Comparision between Single and multiple Linear Regression¶
In 1 input problem $m$ and $c$ are evaluated to represent a line in the 2D space.
In 2 input problem $m_1$ ,$m_2$ and $c$ are evaluated to represent a 2D plane in the 3D space.
For 3 or more input features.¶
-For 3 input problem we need to evaluate ($m_1$ ,$m_2$ ,$m_3$ and $c$ )to represent 3D hyper- plane in a 4dimensional space .
-Similary for more than 3 input features.
-Although it is not visualizable we can evaluate best fit $m_1$ , $m_2$ , $m_3 $ ..... $m_n$ according to the number of input features $X_n$
The process of evalulating best fit $m_1$ , $m_2$ , $m_3 $ ..... $m_n$ and $c$ is same as that of Simple Linear Regression.
$i.e$ Minimizing the Sum of Squared Error.
For one variable $m_1$
$Step 1$ : Evaluation of partial derivative of SSE with respect to $m_1$
Partial Derivative of SSE with respect to $m_1$ is given by :
$P$= $\frac{\partial }{\partial m_1 }SSE$
$P$= $\frac{\partial }{\partial m_1 }\sum(y-(m_1 *x_1+ m_2*x_2+ ...... m_n*x_n +c))^2$
( Here Summation deontes this opeartion to be performed for each data point and all outputs are added )

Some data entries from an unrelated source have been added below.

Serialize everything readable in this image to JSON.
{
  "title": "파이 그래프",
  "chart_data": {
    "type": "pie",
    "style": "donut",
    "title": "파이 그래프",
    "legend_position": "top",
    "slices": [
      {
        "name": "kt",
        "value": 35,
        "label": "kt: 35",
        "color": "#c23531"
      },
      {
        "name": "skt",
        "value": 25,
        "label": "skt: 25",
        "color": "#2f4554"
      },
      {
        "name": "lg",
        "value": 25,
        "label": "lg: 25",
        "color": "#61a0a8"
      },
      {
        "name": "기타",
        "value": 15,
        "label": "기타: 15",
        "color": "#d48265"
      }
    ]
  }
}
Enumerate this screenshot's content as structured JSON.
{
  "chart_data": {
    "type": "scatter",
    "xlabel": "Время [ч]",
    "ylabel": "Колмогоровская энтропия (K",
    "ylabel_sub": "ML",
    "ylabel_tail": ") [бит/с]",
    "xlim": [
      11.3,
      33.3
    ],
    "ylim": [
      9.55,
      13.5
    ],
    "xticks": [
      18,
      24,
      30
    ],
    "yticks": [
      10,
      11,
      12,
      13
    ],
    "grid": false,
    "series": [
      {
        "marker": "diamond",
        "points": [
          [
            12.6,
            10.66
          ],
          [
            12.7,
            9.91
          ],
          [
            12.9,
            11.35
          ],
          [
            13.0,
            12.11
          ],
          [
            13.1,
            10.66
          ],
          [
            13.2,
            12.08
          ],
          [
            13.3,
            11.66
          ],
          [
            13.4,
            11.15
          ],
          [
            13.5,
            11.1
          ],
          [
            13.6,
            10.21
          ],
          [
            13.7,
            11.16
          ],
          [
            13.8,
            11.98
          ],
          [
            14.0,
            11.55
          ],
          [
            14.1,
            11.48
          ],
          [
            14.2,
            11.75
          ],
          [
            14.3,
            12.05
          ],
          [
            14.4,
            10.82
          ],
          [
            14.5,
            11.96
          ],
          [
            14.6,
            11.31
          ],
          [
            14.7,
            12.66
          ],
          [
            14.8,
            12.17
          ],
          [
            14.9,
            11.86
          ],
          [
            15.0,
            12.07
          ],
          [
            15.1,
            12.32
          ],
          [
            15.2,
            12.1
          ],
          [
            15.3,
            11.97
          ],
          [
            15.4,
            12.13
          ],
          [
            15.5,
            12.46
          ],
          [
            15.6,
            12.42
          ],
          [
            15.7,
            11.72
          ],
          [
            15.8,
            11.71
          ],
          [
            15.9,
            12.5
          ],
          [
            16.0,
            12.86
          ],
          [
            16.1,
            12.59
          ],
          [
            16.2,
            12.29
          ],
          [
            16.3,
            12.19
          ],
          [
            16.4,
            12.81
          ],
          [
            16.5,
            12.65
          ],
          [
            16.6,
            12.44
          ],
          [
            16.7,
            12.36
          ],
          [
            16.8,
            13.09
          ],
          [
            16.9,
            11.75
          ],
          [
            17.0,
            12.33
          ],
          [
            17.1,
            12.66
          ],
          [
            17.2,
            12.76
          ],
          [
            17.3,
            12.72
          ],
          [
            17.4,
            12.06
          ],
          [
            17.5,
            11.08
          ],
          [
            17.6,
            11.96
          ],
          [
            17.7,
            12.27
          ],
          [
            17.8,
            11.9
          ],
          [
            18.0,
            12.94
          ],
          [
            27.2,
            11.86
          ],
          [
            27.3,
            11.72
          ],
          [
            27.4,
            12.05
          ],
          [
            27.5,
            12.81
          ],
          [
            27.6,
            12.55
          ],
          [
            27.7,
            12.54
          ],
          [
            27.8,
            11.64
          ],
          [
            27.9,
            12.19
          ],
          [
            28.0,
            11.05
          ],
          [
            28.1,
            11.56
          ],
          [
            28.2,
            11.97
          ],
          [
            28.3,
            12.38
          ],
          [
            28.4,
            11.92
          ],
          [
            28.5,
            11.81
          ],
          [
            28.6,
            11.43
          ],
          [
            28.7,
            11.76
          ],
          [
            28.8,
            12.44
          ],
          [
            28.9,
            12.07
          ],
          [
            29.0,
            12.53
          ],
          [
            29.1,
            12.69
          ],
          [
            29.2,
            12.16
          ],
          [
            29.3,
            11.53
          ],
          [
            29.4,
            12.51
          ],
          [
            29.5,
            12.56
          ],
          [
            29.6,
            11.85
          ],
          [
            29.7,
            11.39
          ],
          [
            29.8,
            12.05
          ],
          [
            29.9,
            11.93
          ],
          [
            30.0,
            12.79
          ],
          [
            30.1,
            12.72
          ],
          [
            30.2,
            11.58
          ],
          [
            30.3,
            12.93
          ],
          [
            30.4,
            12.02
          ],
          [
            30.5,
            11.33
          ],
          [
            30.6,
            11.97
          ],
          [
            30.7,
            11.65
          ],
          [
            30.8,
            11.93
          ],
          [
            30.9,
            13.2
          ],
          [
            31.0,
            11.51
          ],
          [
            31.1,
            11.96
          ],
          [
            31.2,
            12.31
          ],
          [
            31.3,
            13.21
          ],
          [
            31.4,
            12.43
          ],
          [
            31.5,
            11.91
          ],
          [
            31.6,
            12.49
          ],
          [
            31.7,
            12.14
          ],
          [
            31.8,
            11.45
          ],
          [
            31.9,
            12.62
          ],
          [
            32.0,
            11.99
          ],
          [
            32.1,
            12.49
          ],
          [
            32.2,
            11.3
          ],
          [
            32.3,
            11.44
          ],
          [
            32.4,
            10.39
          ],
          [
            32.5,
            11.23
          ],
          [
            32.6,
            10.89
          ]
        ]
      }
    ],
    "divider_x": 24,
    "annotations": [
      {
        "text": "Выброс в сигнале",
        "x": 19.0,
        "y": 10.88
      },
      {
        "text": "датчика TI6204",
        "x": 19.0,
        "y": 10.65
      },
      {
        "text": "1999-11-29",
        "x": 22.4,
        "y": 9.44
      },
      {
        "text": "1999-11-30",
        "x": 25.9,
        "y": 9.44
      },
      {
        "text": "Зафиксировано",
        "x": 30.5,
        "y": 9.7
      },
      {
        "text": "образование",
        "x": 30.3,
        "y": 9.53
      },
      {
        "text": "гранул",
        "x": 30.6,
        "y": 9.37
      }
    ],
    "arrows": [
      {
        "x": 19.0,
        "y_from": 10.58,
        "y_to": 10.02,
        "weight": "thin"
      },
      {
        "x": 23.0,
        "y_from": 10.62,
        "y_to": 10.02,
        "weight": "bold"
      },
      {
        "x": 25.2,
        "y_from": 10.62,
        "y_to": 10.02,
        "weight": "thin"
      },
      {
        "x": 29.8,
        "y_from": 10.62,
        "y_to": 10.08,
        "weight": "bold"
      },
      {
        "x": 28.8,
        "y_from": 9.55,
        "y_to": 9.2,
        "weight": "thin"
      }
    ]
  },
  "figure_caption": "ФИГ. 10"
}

$P$= $\sum\frac{\partial }{\partial m_1}(y-(m_1 *x_1+ m_2*x_2+ ...... m_n*x_n +c))^2 $
$P$= $ \sum2(y-(m_1 *x_1+ m_2*x_2+ ...... m_n*x_n +c) )(-x_1) $
$Step 2$: Make small step
$new$ $m_1$ = $m_1$ + $k$* $P$
where k is constant called step size. As the name suggests it determine the size of each step .
$Step 3$: Step 1 and 2 are performed for each variables $m_1$ , $m_2$ , $m_3 $ ..... $m_n$ and $c$ .
$Step 4$: Step 1 ,2,3 repetedly until $P$ attends value almost near to zero for each variables $m_1$ , $m_2$ , $m_3 $ ..... $m_n$ and $c$ .